OpenAI’s ChatGPT Search is struggling to accurately cite news publishers, according to a study by Columbia University’s Tow Center for Digital Journalism.
The report found frequent misquotes and incorrect attributions, raising concerns among publishers about brand visibility and control over their content.
Additionally, the findings challenge OpenAI’s commitment to responsible AI development in journalism.
Background On ChatGPT Search
OpenAI launched ChatGPT Search last month, claiming it collaborated extensively with the news industry and incorporated publisher feedback.
This contrasts with the original 2022 rollout of ChatGPT, where publishers discovered their content had been used to train the AI models without notice or consent.
Now, OpenAI allows publishers to specify via the robots.txt file whether they want to be included in ChatGPT Search results.

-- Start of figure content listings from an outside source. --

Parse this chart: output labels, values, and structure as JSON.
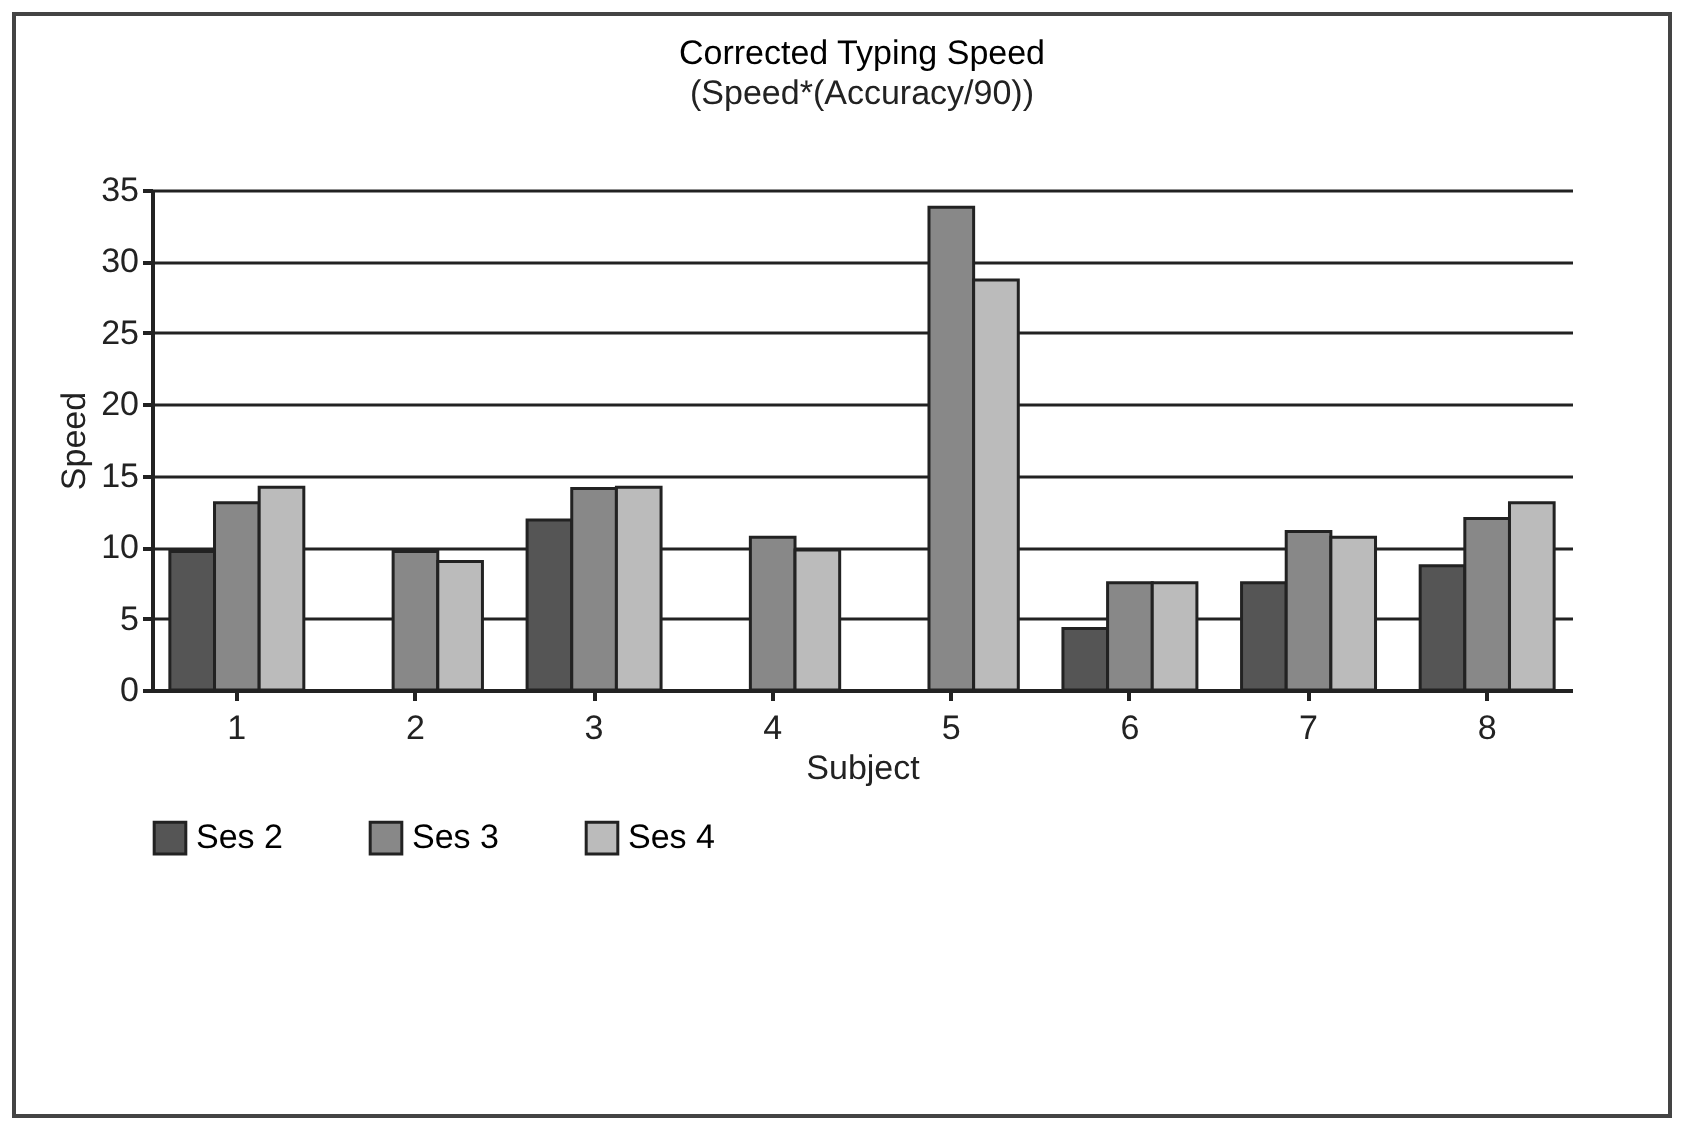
{
  "chart_data": {
    "type": "bar",
    "title": "Corrected Typing Speed",
    "subtitle": "(Speed*(Accuracy/90))",
    "xlabel": "Subject",
    "ylabel": "Speed",
    "categories": [
      "1",
      "2",
      "3",
      "4",
      "5",
      "6",
      "7",
      "8"
    ],
    "series": [
      {
        "name": "Ses 2",
        "color": "#555555",
        "values": [
          9.7,
          null,
          11.9,
          null,
          null,
          4.3,
          7.5,
          8.7
        ]
      },
      {
        "name": "Ses 3",
        "color": "#888888",
        "values": [
          13.1,
          9.7,
          14.1,
          10.7,
          33.8,
          7.5,
          11.1,
          12.0
        ]
      },
      {
        "name": "Ses 4",
        "color": "#bbbbbb",
        "values": [
          14.2,
          9.0,
          14.2,
          9.8,
          28.7,
          7.5,
          10.7,
          13.1
        ]
      }
    ],
    "ylim": [
      0,
      35
    ],
    "yticks": [
      0,
      5,
      10,
      15,
      20,
      25,
      30,
      35
    ],
    "grid": "y",
    "legend": "bottom"
  }
}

However, the Tow Center’s findings suggest publishers face the risk of misattribution and misrepresentation regardless of their participation choice.
Accuracy Issues
The Tow Center evaluated ChatGPT Search’s ability to identify sources of quotes from 20 publications.
Key findings include:
Of 200 queries, 153 responses were incorrect.
The AI rarely acknowledged its mistakes.
Phrases like “possibly” were used in only seven responses.
ChatGPT often prioritized pleasing users over accuracy, which could mislead readers and harm publisher reputations.
Additionally, researchers found ChatGPT Search is inconsistent when asked the same question multiple times, likely due to the randomness baked into its language model.
Citing Copied & Syndicated Content
Researchers find ChatGPT Search sometimes cites copied or syndicated articles instead of original sources.
This is likely due to publisher restrictions or system limitations.
For example, when asked for a quote from a New York Times article (currently involved in a lawsuit against OpenAI and blocking its crawlers), ChatGPT linked to an unauthorized version on another site.